NHS Shetland says it wants to offer as much care as possible locally after MSP Beatrice Wishart highlighted new mothers have to travel hundreds of miles to access inpatient mental health treatment.

Speaking in parliament recently, the Liberal Democrat said it appeared there was a “postcode lottery” in accessing perinatal services from mother and baby units in the Central Belt.


She also asked if the Scottish Government would look to increase the financial provision provided to families involved in accessing this treatment.

Wishart said at the moment people visiting someone in a mother and baby unit can claim up to £500 from the fund to cover the cost of travel, accommodation and food.

She suggested that for people travelling from Shetland that would not go far enough.

But while NHS Shetland’s child health manager Clare Stiles confirmed local women can only access this in-patient treatment in Livingston or Glasgow, very few from the isles require this support.


And she stressed that there is a desire from the health board to provide as much care locally as possible.

“Mothers with moderate to severe mental health problems can access mental health support and treatment in Shetland from the community mental health team, if they are well enough to remain at home,” Stiles said.

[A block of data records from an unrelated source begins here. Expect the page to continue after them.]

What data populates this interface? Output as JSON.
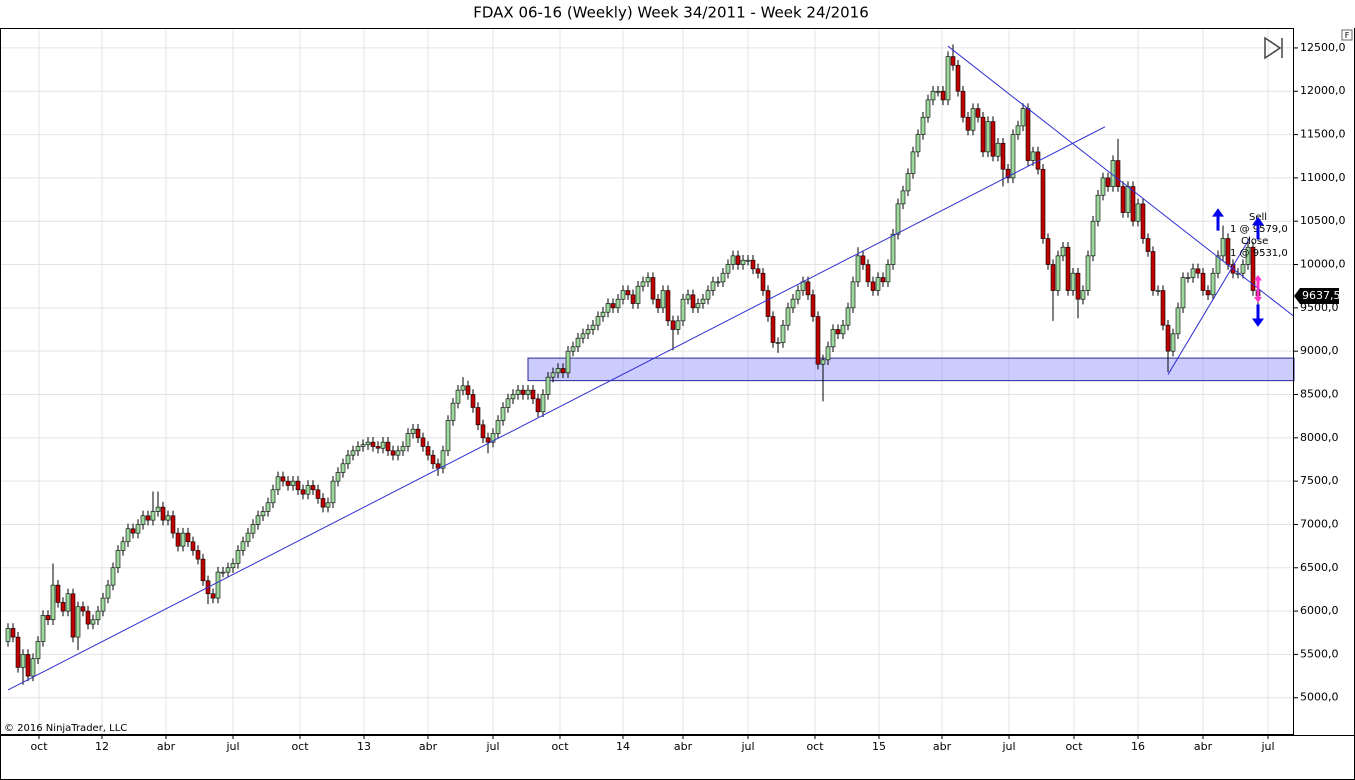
{
  "chart_data": {
    "type": "candlestick",
    "title": "FDAX 06-16 (Weekly)  Week 34/2011 - Week 24/2016",
    "copyright": "© 2016 NinjaTrader, LLC",
    "last_price_label": "9637,5",
    "annotations": [
      "Sell",
      "1 @ 9579,0",
      "Close",
      "1 @ 9531,0"
    ],
    "up_color": "#9ed89e",
    "down_color": "#c00000",
    "line_color": "#3030d0",
    "grid": true,
    "xlim": [
      -1.6,
      257.2
    ],
    "ylim": [
      4570,
      12730
    ],
    "yticks": [
      {
        "value": 5000,
        "label": "5000,0"
      },
      {
        "value": 5500,
        "label": "5500,0"
      },
      {
        "value": 6000,
        "label": "6000,0"
      },
      {
        "value": 6500,
        "label": "6500,0"
      },
      {
        "value": 7000,
        "label": "7000,0"
      },
      {
        "value": 7500,
        "label": "7500,0"
      },
      {
        "value": 8000,
        "label": "8000,0"
      },
      {
        "value": 8500,
        "label": "8500,0"
      },
      {
        "value": 9000,
        "label": "9000,0"
      },
      {
        "value": 9500,
        "label": "9500,0"
      },
      {
        "value": 10000,
        "label": "10000,0"
      },
      {
        "value": 10500,
        "label": "10500,0"
      },
      {
        "value": 11000,
        "label": "11000,0"
      },
      {
        "value": 11500,
        "label": "11500,0"
      },
      {
        "value": 12000,
        "label": "12000,0"
      },
      {
        "value": 12500,
        "label": "12500,0"
      }
    ],
    "xticks": [
      {
        "value": 6.2,
        "label": "oct"
      },
      {
        "value": 18.8,
        "label": "12"
      },
      {
        "value": 31.6,
        "label": "abr"
      },
      {
        "value": 45,
        "label": "jul"
      },
      {
        "value": 58.4,
        "label": "oct"
      },
      {
        "value": 71.2,
        "label": "13"
      },
      {
        "value": 84,
        "label": "abr"
      },
      {
        "value": 97,
        "label": "jul"
      },
      {
        "value": 110.4,
        "label": "oct"
      },
      {
        "value": 123,
        "label": "14"
      },
      {
        "value": 135,
        "label": "abr"
      },
      {
        "value": 148,
        "label": "jul"
      },
      {
        "value": 161.4,
        "label": "oct"
      },
      {
        "value": 174.2,
        "label": "15"
      },
      {
        "value": 186.8,
        "label": "abr"
      },
      {
        "value": 200.2,
        "label": "jul"
      },
      {
        "value": 213.2,
        "label": "oct"
      },
      {
        "value": 226,
        "label": "16"
      },
      {
        "value": 239,
        "label": "abr"
      },
      {
        "value": 252,
        "label": "jul"
      }
    ],
    "open": [
      5650,
      5800,
      5700,
      5350,
      5500,
      5250,
      5450,
      5650,
      5950,
      5900,
      6300,
      6100,
      6000,
      6200,
      5700,
      6050,
      6000,
      5850,
      5900,
      6000,
      6150,
      6300,
      6500,
      6700,
      6800,
      6950,
      6900,
      7000,
      7100,
      7050,
      7150,
      7200,
      7050,
      7100,
      6900,
      6750,
      6900,
      6800,
      6700,
      6600,
      6350,
      6200,
      6150,
      6450,
      6450,
      6500,
      6550,
      6700,
      6800,
      6900,
      7000,
      7100,
      7150,
      7250,
      7400,
      7550,
      7500,
      7450,
      7500,
      7400,
      7350,
      7450,
      7400,
      7300,
      7200,
      7250,
      7500,
      7600,
      7700,
      7800,
      7850,
      7900,
      7920,
      7950,
      7900,
      7880,
      7950,
      7850,
      7800,
      7850,
      7900,
      8050,
      8100,
      8000,
      7900,
      7800,
      7700,
      7650,
      7850,
      8200,
      8400,
      8550,
      8600,
      8500,
      8350,
      8150,
      8000,
      7950,
      8050,
      8200,
      8350,
      8450,
      8500,
      8550,
      8500,
      8550,
      8450,
      8300,
      8500,
      8700,
      8750,
      8800,
      8750,
      9000,
      9050,
      9150,
      9200,
      9250,
      9300,
      9400,
      9450,
      9550,
      9500,
      9600,
      9700,
      9650,
      9550,
      9750,
      9800,
      9850,
      9600,
      9500,
      9700,
      9350,
      9250,
      9350,
      9600,
      9650,
      9500,
      9550,
      9600,
      9700,
      9800,
      9800,
      9900,
      10000,
      10100,
      10000,
      10050,
      10050,
      9950,
      9900,
      9700,
      9400,
      9100,
      9100,
      9300,
      9500,
      9600,
      9700,
      9800,
      9650,
      9400,
      8850,
      8900,
      9050,
      9250,
      9200,
      9300,
      9500,
      9800,
      10100,
      10000,
      9800,
      9700,
      9850,
      9800,
      10000,
      10350,
      10700,
      10850,
      11050,
      11300,
      11500,
      11700,
      11900,
      12000,
      12000,
      11900,
      12400,
      12300,
      12000,
      11700,
      11550,
      11800,
      11700,
      11300,
      11650,
      11250,
      11400,
      11100,
      11000,
      11500,
      11600,
      11800,
      11200,
      11300,
      11100,
      10300,
      10000,
      9700,
      10100,
      10200,
      9700,
      9900,
      9600,
      9700,
      10100,
      10500,
      10800,
      11000,
      10900,
      11200,
      10900,
      10600,
      10900,
      10500,
      10700,
      10300,
      10150,
      9700,
      9700,
      9300,
      9000,
      9200,
      9500,
      9850,
      9850,
      9950,
      9900,
      9700,
      9650,
      9900,
      10100,
      10300,
      10000,
      9900,
      9900,
      10000,
      10200,
      9700
    ],
    "high": [
      5860,
      5860,
      5760,
      5560,
      5560,
      5510,
      5710,
      6010,
      6010,
      6550,
      6360,
      6160,
      6260,
      6260,
      6110,
      6110,
      6060,
      5960,
      6060,
      6210,
      6360,
      6560,
      6760,
      6860,
      7010,
      7010,
      7060,
      7160,
      7160,
      7380,
      7380,
      7260,
      7160,
      7160,
      6960,
      6960,
      6960,
      6860,
      6760,
      6660,
      6410,
      6260,
      6510,
      6510,
      6560,
      6610,
      6760,
      6860,
      6960,
      7060,
      7160,
      7210,
      7310,
      7460,
      7610,
      7610,
      7560,
      7560,
      7560,
      7460,
      7510,
      7510,
      7460,
      7360,
      7310,
      7560,
      7660,
      7760,
      7860,
      7910,
      7960,
      7980,
      8010,
      8010,
      7960,
      8010,
      8010,
      7910,
      7910,
      7960,
      8110,
      8160,
      8160,
      8060,
      7960,
      7860,
      7760,
      7910,
      8260,
      8460,
      8610,
      8700,
      8660,
      8560,
      8410,
      8210,
      8060,
      8110,
      8260,
      8410,
      8510,
      8560,
      8610,
      8610,
      8610,
      8610,
      8510,
      8560,
      8760,
      8810,
      8860,
      8860,
      9060,
      9110,
      9210,
      9260,
      9310,
      9360,
      9460,
      9510,
      9610,
      9610,
      9660,
      9760,
      9760,
      9710,
      9810,
      9860,
      9910,
      9910,
      9660,
      9760,
      9760,
      9410,
      9410,
      9660,
      9710,
      9710,
      9610,
      9660,
      9760,
      9860,
      9860,
      9960,
      10060,
      10160,
      10160,
      10110,
      10110,
      10110,
      10010,
      9960,
      9760,
      9460,
      9160,
      9360,
      9560,
      9660,
      9760,
      9860,
      9860,
      9710,
      9460,
      8960,
      9110,
      9310,
      9310,
      9360,
      9560,
      9860,
      10200,
      10160,
      10060,
      9860,
      9910,
      9910,
      10060,
      10410,
      10760,
      10910,
      11110,
      11360,
      11560,
      11760,
      11960,
      12060,
      12060,
      12060,
      12460,
      12540,
      12360,
      12060,
      11760,
      11860,
      11860,
      11760,
      11710,
      11710,
      11460,
      11460,
      11160,
      11560,
      11660,
      11860,
      11860,
      11360,
      11360,
      11160,
      10360,
      10060,
      10160,
      10260,
      10260,
      9960,
      9960,
      9760,
      10160,
      10560,
      10860,
      11060,
      11060,
      11260,
      11450,
      10960,
      10960,
      10960,
      10760,
      10760,
      10360,
      10210,
      9760,
      9760,
      9360,
      9260,
      9560,
      9910,
      9910,
      10010,
      10010,
      9960,
      9760,
      9960,
      10160,
      10450,
      10360,
      10060,
      9960,
      10060,
      10300,
      10260,
      9760
    ],
    "low": [
      5590,
      5640,
      5290,
      5150,
      5190,
      5190,
      5390,
      5590,
      5840,
      5840,
      6040,
      5940,
      5940,
      5640,
      5550,
      5940,
      5790,
      5790,
      5840,
      5940,
      6090,
      6240,
      6440,
      6640,
      6740,
      6840,
      6840,
      6940,
      6990,
      6990,
      7090,
      6990,
      6990,
      6840,
      6690,
      6690,
      6740,
      6640,
      6540,
      6290,
      6080,
      6090,
      6090,
      6390,
      6390,
      6440,
      6490,
      6640,
      6740,
      6840,
      6940,
      7040,
      7090,
      7190,
      7340,
      7440,
      7390,
      7390,
      7340,
      7290,
      7290,
      7340,
      7240,
      7140,
      7140,
      7190,
      7440,
      7540,
      7640,
      7740,
      7790,
      7840,
      7860,
      7840,
      7820,
      7820,
      7790,
      7740,
      7740,
      7790,
      7840,
      7990,
      7940,
      7840,
      7740,
      7640,
      7560,
      7590,
      7790,
      8140,
      8340,
      8490,
      8440,
      8290,
      8090,
      7940,
      7820,
      7890,
      7990,
      8140,
      8290,
      8390,
      8440,
      8440,
      8440,
      8390,
      8240,
      8240,
      8440,
      8640,
      8690,
      8690,
      8690,
      8940,
      8990,
      9090,
      9140,
      9190,
      9240,
      9340,
      9390,
      9440,
      9440,
      9540,
      9590,
      9490,
      9490,
      9690,
      9740,
      9540,
      9440,
      9440,
      9290,
      9010,
      9190,
      9290,
      9540,
      9440,
      9440,
      9490,
      9540,
      9640,
      9740,
      9740,
      9840,
      9940,
      9940,
      9940,
      9990,
      9890,
      9840,
      9640,
      9340,
      9040,
      8980,
      9040,
      9240,
      9440,
      9540,
      9640,
      9590,
      9340,
      8790,
      8420,
      8840,
      8990,
      9140,
      9140,
      9240,
      9440,
      9740,
      9940,
      9740,
      9640,
      9640,
      9740,
      9740,
      9940,
      10290,
      10640,
      10790,
      10990,
      11240,
      11440,
      11640,
      11840,
      11940,
      11840,
      11840,
      12240,
      11940,
      11640,
      11490,
      11490,
      11640,
      11240,
      11240,
      11190,
      11190,
      10900,
      10940,
      10940,
      11440,
      11540,
      11140,
      11140,
      11040,
      10240,
      9940,
      9350,
      9640,
      10040,
      9640,
      9640,
      9380,
      9540,
      9640,
      10040,
      10440,
      10740,
      10840,
      10840,
      10840,
      10540,
      10540,
      10440,
      10440,
      10240,
      10090,
      9640,
      9640,
      9240,
      8760,
      8940,
      9140,
      9440,
      9790,
      9790,
      9840,
      9640,
      9590,
      9590,
      9840,
      10040,
      9940,
      9840,
      9840,
      9840,
      9940,
      9640,
      9480
    ],
    "close": [
      5800,
      5700,
      5350,
      5500,
      5250,
      5450,
      5650,
      5950,
      5900,
      6300,
      6100,
      6000,
      6200,
      5700,
      6050,
      6000,
      5850,
      5900,
      6000,
      6150,
      6300,
      6500,
      6700,
      6800,
      6950,
      6900,
      7000,
      7100,
      7050,
      7150,
      7200,
      7050,
      7100,
      6900,
      6750,
      6900,
      6800,
      6700,
      6600,
      6350,
      6200,
      6150,
      6450,
      6450,
      6500,
      6550,
      6700,
      6800,
      6900,
      7000,
      7100,
      7150,
      7250,
      7400,
      7550,
      7500,
      7450,
      7500,
      7400,
      7350,
      7450,
      7400,
      7300,
      7200,
      7250,
      7500,
      7600,
      7700,
      7800,
      7850,
      7900,
      7920,
      7950,
      7900,
      7880,
      7950,
      7850,
      7800,
      7850,
      7900,
      8050,
      8100,
      8000,
      7900,
      7800,
      7700,
      7650,
      7850,
      8200,
      8400,
      8550,
      8600,
      8500,
      8350,
      8150,
      8000,
      7950,
      8050,
      8200,
      8350,
      8450,
      8500,
      8550,
      8500,
      8550,
      8450,
      8300,
      8500,
      8700,
      8750,
      8800,
      8750,
      9000,
      9050,
      9150,
      9200,
      9250,
      9300,
      9400,
      9450,
      9550,
      9500,
      9600,
      9700,
      9650,
      9550,
      9750,
      9800,
      9850,
      9600,
      9500,
      9700,
      9350,
      9250,
      9350,
      9600,
      9650,
      9500,
      9550,
      9600,
      9700,
      9800,
      9800,
      9900,
      10000,
      10100,
      10000,
      10050,
      10050,
      9950,
      9900,
      9700,
      9400,
      9100,
      9100,
      9300,
      9500,
      9600,
      9700,
      9800,
      9650,
      9400,
      8850,
      8900,
      9050,
      9250,
      9200,
      9300,
      9500,
      9800,
      10100,
      10000,
      9800,
      9700,
      9850,
      9800,
      10000,
      10350,
      10700,
      10850,
      11050,
      11300,
      11500,
      11700,
      11900,
      12000,
      12000,
      11900,
      12400,
      12300,
      12000,
      11700,
      11550,
      11800,
      11700,
      11300,
      11650,
      11250,
      11400,
      11100,
      11000,
      11500,
      11600,
      11800,
      11200,
      11300,
      11100,
      10300,
      10000,
      9700,
      10100,
      10200,
      9700,
      9900,
      9600,
      9700,
      10100,
      10500,
      10800,
      11000,
      10900,
      11200,
      10900,
      10600,
      10900,
      10500,
      10700,
      10300,
      10150,
      9700,
      9700,
      9300,
      9000,
      9200,
      9500,
      9850,
      9850,
      9950,
      9900,
      9700,
      9650,
      9900,
      10100,
      10300,
      10000,
      9900,
      9900,
      10000,
      10200,
      9700,
      9637.5
    ],
    "trendlines": [
      {
        "from": [
          0,
          5090
        ],
        "to": [
          219.4,
          11590
        ]
      },
      {
        "from": [
          188,
          12520
        ],
        "to": [
          257,
          9410
        ]
      },
      {
        "from": [
          232,
          8730
        ],
        "to": [
          248.4,
          10310
        ]
      }
    ],
    "zones": [
      {
        "start": 104,
        "low": 8660,
        "high": 8920
      }
    ],
    "markers": [
      {
        "index": 242,
        "price": 10650,
        "direction": "down",
        "color": "#0000ee"
      },
      {
        "index": 250,
        "price": 10550,
        "direction": "down",
        "color": "#0000ee"
      },
      {
        "index": 250,
        "price": 9280,
        "direction": "up",
        "color": "#0000ee"
      },
      {
        "index": 250,
        "price": 9880,
        "direction": "down",
        "color": "#ff33cc"
      },
      {
        "index": 250,
        "price": 9560,
        "direction": "up",
        "color": "#ff33cc"
      }
    ]
  }
}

“If they require in-patient specialist treatment in a mother and baby unit (MBU), then patients from Shetland and the rest of Scotland access services based at St John’s Hospital, Livingston or Leverndale Hospital, Glasgow.

“Very few women from Shetland require these very highly specialised services, but we recognise that travel and the impact of that on patients and their families is something we would want to minimise and offer as much care as we can locally.”


The units in Livingston and Glasgow can each take up to six women and their babies.

Over the five years between 2016 and 2020, there were on average 115 admissions per year.

A 2019 report recommended that Scotland could benefit from a further four mother and baby unit beds, and the Scottish Government is currently consulting on options to increase capacity.

During his response to Wishart’s parliament question, government minister Kevin Stewart encouraged people in Shetland to respond to the consultation.

He said the government’s “first aim” is to strengthen community services so people do not need to access the specialist units unless absolutely necessary.

Stewart added that he is “more than willing” to speak to Wishart about the experiences of Shetland people accessing the mother and baby unit family fund.